Валерия Ильинична не стала ждать. Она спрыгнула с подножки, её старческие, казалось бы, ноги уверенно ступили на раскисшую, утоптанную землю. Она не побежала – она пошла быстрым, твёрдым шагом туда, откуда неслись крики, туда, где над грудой бревенчатых укреплений уже поднимался чёрный дым.

Перевязочный пункт располагался в полуземлянке, прижатой к крутому склону балки. Вход был завешен двумя грязными, когда-то белыми простынями. Из-за них выносили окровавленные носилки. Валерия отодвинула простыню и вошла внутрь.

Ад. Тот самый, знакомый. Воздух, густой и спёртый, пах кровью, йодоформом, гноем и человеческим потом. Под низким, подпертым толстыми балками потолком, коптили две лампы, отбрасывая прыгающие тени на стены, заляпанные бурыми пятнами. Вдоль стен стояли топчаны, на них – люди. Кто-то стонал, кто-то бредил, кто-то лежал неподвижно, уставившись в потолок стеклянными глазами. Два фельдшера, с окровавленными до локтей руками, метались между ними. Молодой врач в расстёгнутом мундире, с бледным, осунувшимся лицом, пытался зажать артерию на раздробленной ноге солдата, который хрипел и бился в конвульсиях.

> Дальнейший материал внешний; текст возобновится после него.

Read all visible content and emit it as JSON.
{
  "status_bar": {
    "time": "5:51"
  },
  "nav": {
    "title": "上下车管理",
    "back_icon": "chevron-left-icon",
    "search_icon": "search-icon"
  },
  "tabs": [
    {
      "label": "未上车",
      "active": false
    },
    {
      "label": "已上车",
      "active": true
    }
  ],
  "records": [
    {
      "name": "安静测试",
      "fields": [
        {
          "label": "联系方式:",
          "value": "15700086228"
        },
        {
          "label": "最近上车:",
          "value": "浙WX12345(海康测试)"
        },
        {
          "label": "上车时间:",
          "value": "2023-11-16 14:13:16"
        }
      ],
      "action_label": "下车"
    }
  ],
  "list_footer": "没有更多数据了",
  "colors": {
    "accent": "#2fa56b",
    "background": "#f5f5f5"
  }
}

– Держи его! Хлороформа! Быстро! – кричал врач, но в его голосе слышалась паника.

Валерия окинула взгляд палату. Её взгляд скользнул по ранам, оценивая, классифицируя. Осколочное, штыковое, пулевое, контузия. Ничего нового. Вечная, унылая география страдания.

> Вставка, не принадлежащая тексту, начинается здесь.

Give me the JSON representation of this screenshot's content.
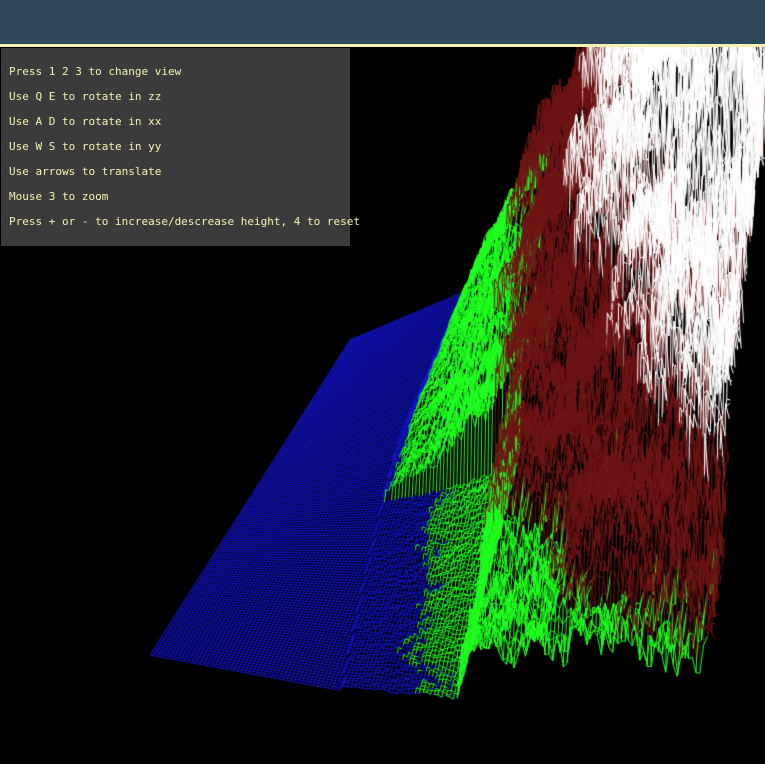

Она подошла к ближайшему топчану, где лежал молодой матрос с глубокой рваной раной на плече. Кровь сочилась сквозь грязный комок тряпок, служивших повязкой. Фельдшер пытался затолкать в рану тампон, но у него дрожали руки.

– Дай сюда, – тихо, но властно сказала Валерия, отстраняя его.

Она поставила свой саквояж на табурет, щёлкнула замками. Внутри, в идеальном порядке, лежали бинты, ножницы, пузырьки, прокипячённые в котле пинцеты и зажимы – инструменты, казавшиеся чужеродными в этой грязной землянке. Её движения были быстрыми, точными, выверенными до автоматизма. Она не глядя нашла нужный пузырёк, пропитала тампон, быстро, почти грубо, промыла рану. Матрос застонал.

– Потерпи, милок, – буркнула она, не глядя ему в лицо, уже накладывая свежий бинт особым, тугим способом, который знала ещё со времён Петра. – Сейчас не до нежностей.

Она закончила перевязку быстрее, чем фельдшер успел моргнуть. Кровотечение остановилось. Потом она перешла к следующему. И к следующему. Она не спрашивала имён, не произносила утешительных слов. Она работала. Молча, сосредоточенно, с холодной, почти хирургической эффективностью. Она знала, где нужно наложить жгут, где просто туго перевязать, где рану нужно промыть, а где уже поздно и лучше не тратить время.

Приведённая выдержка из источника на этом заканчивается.